The new rules, the product of months of legal wrangling, aren’t so much an outright ban as a tightening of already-tough visa policies affecting citizens from six Muslimmajority countries. Refugees are covered, too.
Administration officials predicted that implementation, which began at 8 p.m., would be orderly. Customs and Border Protection spokesperson Dan Hetlage said his agency expected “business as usual at our ports of entry.”
Yet amid vows from immigration and refugee advocates to challenge the new requirements, the administration sometimes struggled to explain how the new requirements would make the United States safer.
Under the temporary rules, citizens from Syria, Sudan, Somalia, Libya, Iran and Yemen who already have visas will be allowed into the United States. But people from those countries who need new visas now have to prove a close family relationship or an existing relationship with an entity like a school or business in the U.S.
It was unclear to what degree the new rules will affect travel. Few people in most of the countries have the means for leisure travel, and those that do already face intensive screenings before being issued visas.
Still, human rights groups on Thursday girded for new legal bat- tles. The American Civil Liberties Union, one of the groups challenging the ban, called the new criteria “extremely restrictive,” “arbitrary” in their exclusions and designed to “disparage and condemn Muslims.”
Much of the confusion in January, when Trump’s first ban took effect, resulted from travellers with previously approved visas being kept off flights or barred entry on arrival in the United States. Immigration officials were instructed Thursday not to block anyone with valid travel documents and otherwise eligible to visit the United States.
Karen Tumlin, legal director of the National Immigration Law Center, said the rules “would slam the door shut on so many who have waited for months or years to be re- united with their families.
In guidance issued late Wednesday, the State Department said the personal relationships would include a parent, spouse, son, daughter, son-in-law, daughter-in-law or sibling already in the United States. It does not include other relationships such as grandparents, grandchildren, aunts and uncles.

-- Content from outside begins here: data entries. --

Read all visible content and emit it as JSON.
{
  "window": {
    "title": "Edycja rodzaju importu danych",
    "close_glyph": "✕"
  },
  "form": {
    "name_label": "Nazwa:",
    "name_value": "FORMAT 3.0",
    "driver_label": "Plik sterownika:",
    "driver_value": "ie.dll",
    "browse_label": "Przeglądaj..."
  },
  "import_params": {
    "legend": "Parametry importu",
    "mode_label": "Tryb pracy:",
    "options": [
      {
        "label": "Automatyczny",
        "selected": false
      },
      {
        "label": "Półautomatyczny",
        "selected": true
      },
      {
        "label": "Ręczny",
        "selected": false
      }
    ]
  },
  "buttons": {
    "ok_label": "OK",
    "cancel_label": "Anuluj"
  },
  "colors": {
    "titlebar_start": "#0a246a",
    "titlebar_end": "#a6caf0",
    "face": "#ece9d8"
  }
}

Business or professional links must be “formal, documented and formed in the ordinary course rather than for the purpose of evading” the ban. Journalists, students, workers or lecturers who have valid invitations or employment contracts in the U.S. would be exempt from the ban.
The exemption does not apply to those who seek a relationship with an American business or educational institution purely for the purpose of avoiding the rules.
Refugees from any country will face similar requirements. But the U.S. has almost filled its quota of 50,000 refugees for the budget year ending in September and the new rules won’t apply to the few remaining slots. With the Supreme Court set to consider the overall ban in October, the rules could change again.
The travel ban may have the largest impact on Iranians. In 2015, the most recently available data, nearly 26,000 Iranians were allowed into the United States on visitor or tourist visas. Iranians made up the lion’s share of the roughly 65,000 foreigners from the six countries who visited with temporary, or non-immigrant visas that year.